En l’occurrence, il apparaît que le terme « Karawan » est parfaitement distinctif au regard des produits et services désignés. En effet, cette dénomination apparaît comme étant tout à fait arbitraire vis-à-vis des classes revendiquées, en ce qu’elle ne constitue pas la dénomination nécessaire, générique ou usuelle permettant de désigner des canapés. Dès lors, le signe litigieux serait apte à assurer une indication sur l’origine commerciale du produit. Confronté à ce signe, le consommateur n’y percevrait ni un slogan ni un message promotionnel, mais pourrait y déceler une garantie d’identité d’origine des produits commercialisés. Toutefois, la société Roche Bobois arguait qu’il est usuel que les enseignes d’ameublement attribuent des dénominations aux produits ou gammes de produits vendus sous leur marque. Cette pratique faciliterait le référencement des produits et le consommateur, habitué à cet usage, ne pourrait percevoir ces dénominations comme des garantes de la provenance commerciale des produits.
Dès lors, il importe peu que le signe « Karawan » ait fait l’objet d’un usage sur le même marché que celui pour lequel la société Caravane exploite sa marque, et ce, pour désigner des produits de même nature, probablement fournis par les mêmes canaux de distribution. En effet, selon la société Roche Bobois, seule la marque de l’entreprise pourrait assurer la fonction de garantie d’identité d’origine.

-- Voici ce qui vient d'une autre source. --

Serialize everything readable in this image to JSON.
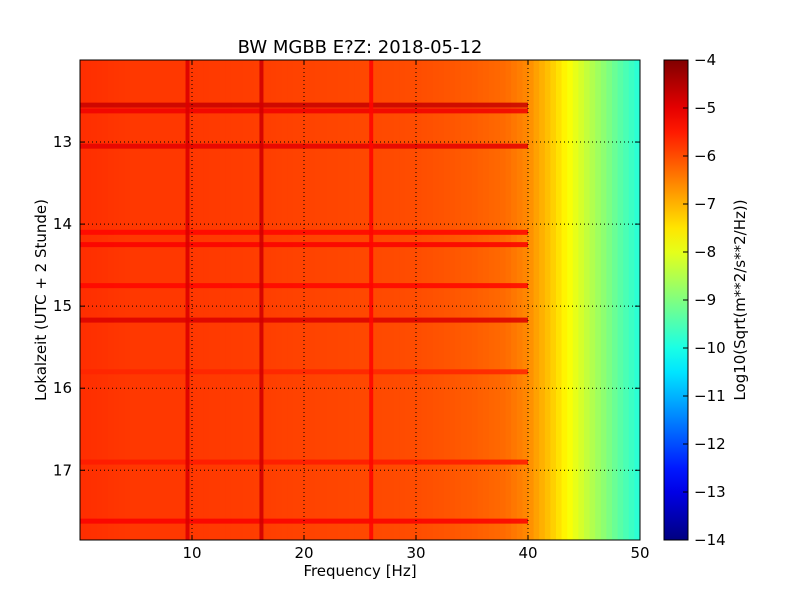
{
  "chart_data": {
    "type": "heatmap",
    "title": "BW MGBB E?Z: 2018-05-12",
    "xlabel": "Frequency [Hz]",
    "ylabel": "Lokalzeit (UTC + 2 Stunde)",
    "colorbar_label": "Log10(Sqrt(m**2/s**2/Hz))",
    "xlim": [
      0,
      50
    ],
    "ylim": [
      12.0,
      17.85
    ],
    "y_inverted": true,
    "clim": [
      -14,
      -4
    ],
    "colormap": "jet",
    "grid": true,
    "x_ticks": [
      10,
      20,
      30,
      40,
      50
    ],
    "x_tick_labels": [
      "10",
      "20",
      "30",
      "40",
      "50"
    ],
    "y_ticks": [
      13,
      14,
      15,
      16,
      17
    ],
    "y_tick_labels": [
      "13",
      "14",
      "15",
      "16",
      "17"
    ],
    "colorbar_ticks": [
      -4,
      -5,
      -6,
      -7,
      -8,
      -9,
      -10,
      -11,
      -12,
      -13,
      -14
    ],
    "colorbar_tick_labels": [
      "−4",
      "−5",
      "−6",
      "−7",
      "−8",
      "−9",
      "−10",
      "−11",
      "−12",
      "−13",
      "−14"
    ],
    "frequency_profile": {
      "frequency_hz": [
        0,
        5,
        10,
        15,
        20,
        25,
        30,
        35,
        38,
        40,
        42,
        44,
        46,
        48,
        50
      ],
      "log10_amplitude": [
        -5.7,
        -5.8,
        -5.8,
        -5.85,
        -5.9,
        -5.95,
        -6.0,
        -6.15,
        -6.3,
        -6.6,
        -7.2,
        -7.9,
        -8.6,
        -9.3,
        -9.9
      ]
    },
    "vertical_lines_hz": [
      {
        "frequency_hz": 9.6,
        "log10_amplitude": -4.9
      },
      {
        "frequency_hz": 16.2,
        "log10_amplitude": -4.8
      },
      {
        "frequency_hz": 26.0,
        "log10_amplitude": -5.3
      }
    ],
    "horizontal_bands_hour": [
      {
        "hour": 12.55,
        "log10_amplitude": -4.7
      },
      {
        "hour": 12.62,
        "log10_amplitude": -5.1
      },
      {
        "hour": 13.05,
        "log10_amplitude": -5.0
      },
      {
        "hour": 14.1,
        "log10_amplitude": -5.3
      },
      {
        "hour": 14.25,
        "log10_amplitude": -5.2
      },
      {
        "hour": 14.75,
        "log10_amplitude": -5.3
      },
      {
        "hour": 15.17,
        "log10_amplitude": -4.9
      },
      {
        "hour": 15.8,
        "log10_amplitude": -5.6
      },
      {
        "hour": 16.9,
        "log10_amplitude": -5.5
      },
      {
        "hour": 17.62,
        "log10_amplitude": -5.2
      }
    ]
  }
}
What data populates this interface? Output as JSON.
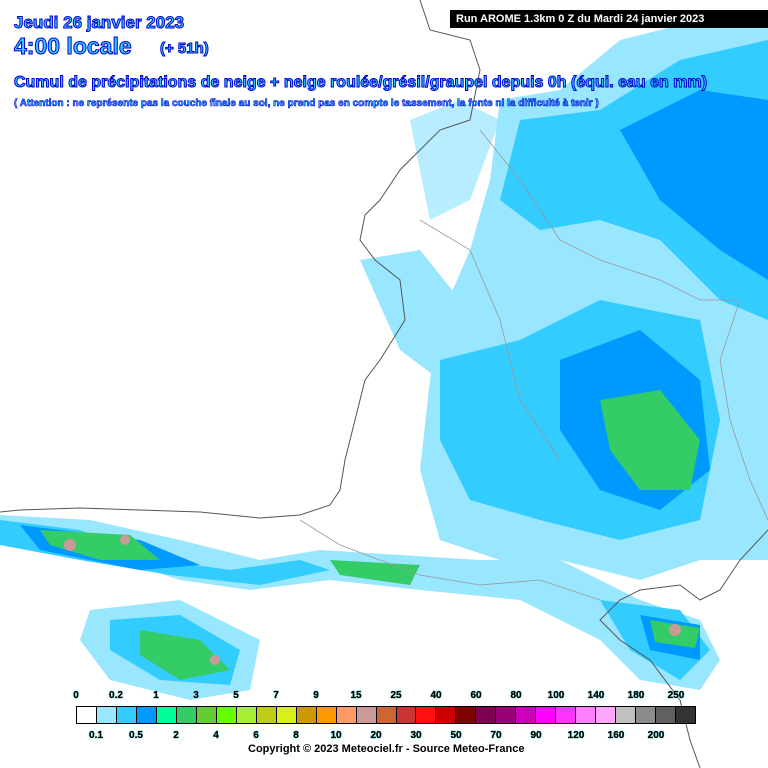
{
  "header": {
    "date": "Jeudi 26 janvier 2023",
    "local_time": "4:00 locale",
    "lead_time": "(+ 51h)",
    "run_info": "Run AROME 1.3km 0 Z du Mardi 24 janvier 2023",
    "title": "Cumul de précipitations de neige + neige roulée/grésil/graupel depuis 0h (équi. eau en mm)",
    "warning": "( Attention : ne représente pas la couche finale au sol, ne prend pas en compte le tassement, la fonte ni la difficulté à tenir )"
  },
  "legend": {
    "unit": "mm",
    "top_labels": [
      "0",
      "0.2",
      "1",
      "3",
      "5",
      "7",
      "9",
      "15",
      "25",
      "40",
      "60",
      "80",
      "100",
      "140",
      "180",
      "250"
    ],
    "bottom_labels": [
      "0.1",
      "0.5",
      "2",
      "4",
      "6",
      "8",
      "10",
      "20",
      "30",
      "50",
      "70",
      "90",
      "120",
      "160",
      "200"
    ],
    "colors": [
      "#ffffff",
      "#99e6ff",
      "#33ccff",
      "#0099ff",
      "#00ff99",
      "#33cc66",
      "#66cc33",
      "#66ff00",
      "#a6f030",
      "#bfcc14",
      "#d9f014",
      "#cc9900",
      "#ff9900",
      "#ff9966",
      "#cc9999",
      "#cc6633",
      "#cc3333",
      "#ff1111",
      "#cc0000",
      "#800000",
      "#800050",
      "#990077",
      "#cc00bb",
      "#ff00ff",
      "#ff33ff",
      "#ff80ff",
      "#ffa6ff",
      "#c0c0c0",
      "#8c8c8c",
      "#606060",
      "#333333"
    ]
  },
  "copyright": "Copyright © 2023 Meteociel.fr - Source Meteo-France"
}
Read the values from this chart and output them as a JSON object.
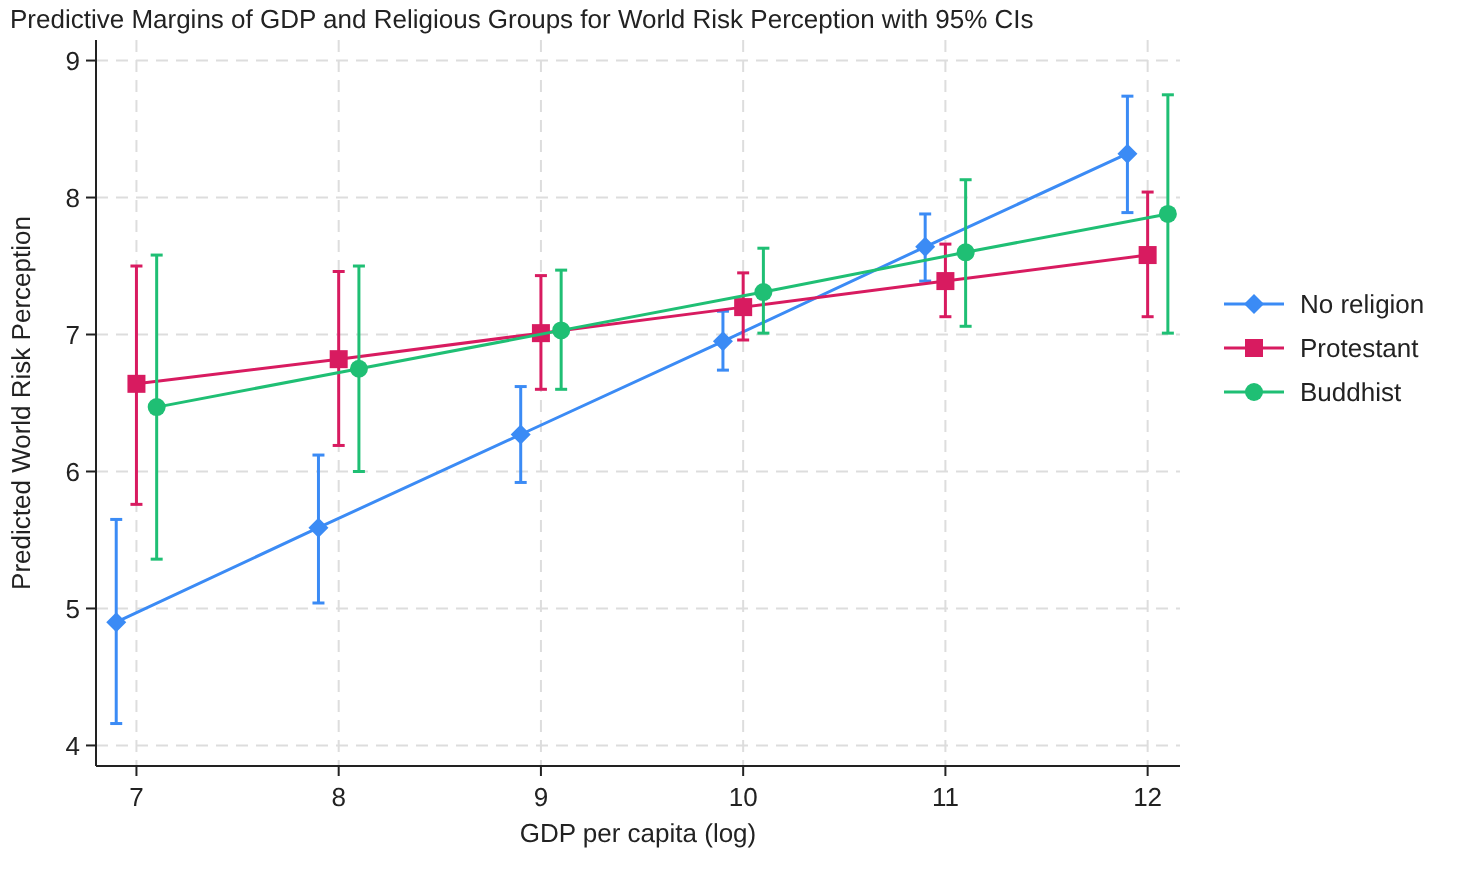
{
  "chart_data": {
    "type": "line",
    "title": "Predictive Margins of GDP and Religious Groups for World Risk Perception with 95% CIs",
    "xlabel": "GDP per capita (log)",
    "ylabel": "Predicted World Risk Perception",
    "xlim": [
      6.8,
      12.16
    ],
    "xticks": [
      7,
      8,
      9,
      10,
      11,
      12
    ],
    "ylim": [
      3.85,
      9.15
    ],
    "yticks": [
      4,
      5,
      6,
      7,
      8,
      9
    ],
    "grid": true,
    "legend": "right",
    "line_style": "solid",
    "series": [
      {
        "name": "No religion",
        "color": "#3b8bf5",
        "marker": "diamond",
        "x": [
          6.9,
          7.9,
          8.9,
          9.9,
          10.9,
          11.9
        ],
        "values": [
          4.9,
          5.59,
          6.27,
          6.95,
          7.64,
          8.32
        ],
        "errors": [
          [
            4.16,
            5.65
          ],
          [
            5.04,
            6.12
          ],
          [
            5.92,
            6.62
          ],
          [
            6.74,
            7.17
          ],
          [
            7.39,
            7.88
          ],
          [
            7.89,
            8.74
          ]
        ]
      },
      {
        "name": "Protestant",
        "color": "#d81b60",
        "marker": "square",
        "x": [
          7,
          8,
          9,
          10,
          11,
          12
        ],
        "values": [
          6.64,
          6.82,
          7.01,
          7.2,
          7.39,
          7.58
        ],
        "errors": [
          [
            5.76,
            7.5
          ],
          [
            6.19,
            7.46
          ],
          [
            6.6,
            7.43
          ],
          [
            6.96,
            7.45
          ],
          [
            7.13,
            7.66
          ],
          [
            7.13,
            8.04
          ]
        ]
      },
      {
        "name": "Buddhist",
        "color": "#1fbf74",
        "marker": "circle",
        "x": [
          7.1,
          8.1,
          9.1,
          10.1,
          11.1,
          12.1
        ],
        "values": [
          6.47,
          6.75,
          7.03,
          7.31,
          7.6,
          7.88
        ],
        "errors": [
          [
            5.36,
            7.58
          ],
          [
            6.0,
            7.5
          ],
          [
            6.6,
            7.47
          ],
          [
            7.01,
            7.63
          ],
          [
            7.06,
            8.13
          ],
          [
            7.01,
            8.75
          ]
        ]
      }
    ]
  }
}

Il appartient donc à la Cour de cassation de se livrer à une analyse in concreto afin de déterminer si un signe utilisé à titre de référencement peut être perçu comme exerçant une garantie de provenance des produits marqués auprès du consommateur.
II. L’exercice d’une garantie de provenance par le biais du référencement
Du fait de la jurisprudence de la Cour de Justice, le domaine de la fonction essentielle de la marque faisait l’objet d’un élargissement significatif (A). Peu à peu, d’autres signes distinctifs tels que le référencement sont reconnus aptes à permettre une individualisation des produits marqués auprès du consommateur (B).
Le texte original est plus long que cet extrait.